We can confirm these are Enumerator objects:

m.times.class      # => Enumerator
0.upto(m-1).class  # => Enumerator

The other main classes that include Enumerable are Array, Hash, Set, Range and IO (but, since Ruby 1.9, not String), so we could also do this:

Array(0...m).select{|i| V.include? A[i]}    # => [0, 3]
(0...m).select{|i| V.include? A[i]}         # => [0, 3]
require 'set'
Set.new(0..m-1).select{|i| V.include? A[i]} # => [0, 3]
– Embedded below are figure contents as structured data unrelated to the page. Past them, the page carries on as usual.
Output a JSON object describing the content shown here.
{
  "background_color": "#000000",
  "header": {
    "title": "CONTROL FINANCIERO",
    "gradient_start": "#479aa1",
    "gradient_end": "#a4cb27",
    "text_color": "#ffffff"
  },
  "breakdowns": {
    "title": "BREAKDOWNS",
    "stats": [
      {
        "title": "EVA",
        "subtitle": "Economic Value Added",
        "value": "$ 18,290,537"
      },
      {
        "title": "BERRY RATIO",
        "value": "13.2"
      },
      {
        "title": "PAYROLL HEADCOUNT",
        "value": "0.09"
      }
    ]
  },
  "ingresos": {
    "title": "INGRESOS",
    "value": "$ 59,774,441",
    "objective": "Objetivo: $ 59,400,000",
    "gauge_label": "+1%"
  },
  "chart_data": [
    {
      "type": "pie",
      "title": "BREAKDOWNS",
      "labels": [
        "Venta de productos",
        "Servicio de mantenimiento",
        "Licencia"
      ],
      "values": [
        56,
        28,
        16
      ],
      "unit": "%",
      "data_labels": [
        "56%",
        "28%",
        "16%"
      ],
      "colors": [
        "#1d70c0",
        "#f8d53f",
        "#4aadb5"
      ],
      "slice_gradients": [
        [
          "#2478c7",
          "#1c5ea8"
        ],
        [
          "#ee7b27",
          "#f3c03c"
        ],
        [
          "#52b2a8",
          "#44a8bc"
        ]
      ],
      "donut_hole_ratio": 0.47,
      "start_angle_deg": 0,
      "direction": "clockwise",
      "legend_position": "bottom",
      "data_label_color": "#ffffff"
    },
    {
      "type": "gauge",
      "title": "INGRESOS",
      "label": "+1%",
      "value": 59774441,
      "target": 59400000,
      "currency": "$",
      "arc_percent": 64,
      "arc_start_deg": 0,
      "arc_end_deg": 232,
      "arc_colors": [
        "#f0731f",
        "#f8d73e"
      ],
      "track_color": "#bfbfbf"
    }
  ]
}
Note that, regardless of the receiver's class, select returns an array. Most (but not all) Enumerable methods that return a collection, return an array, regardless of the receiver's class.

Answer 2

If V is a Set of data (order doesn't matter, no duplicates), and it is large, then you might get a performance benefit by converting it to a Set so that the include? runs faster since Set is built on a hash and gets O(1) retrieval time:

require 'set'
A = ["a","s","p","e","n"]
V = Set.new ["a","e","i","o","u"]
A.each_index.select{|i| V.include? A[i]} # => [0, 3]

Answer 3

Here is how I would do:

A = ["a","s","p","e","n"]
V = ["a","e","i","o","u"]
A.each_index.select{|i| V.include? A[i]} # => [0, 3]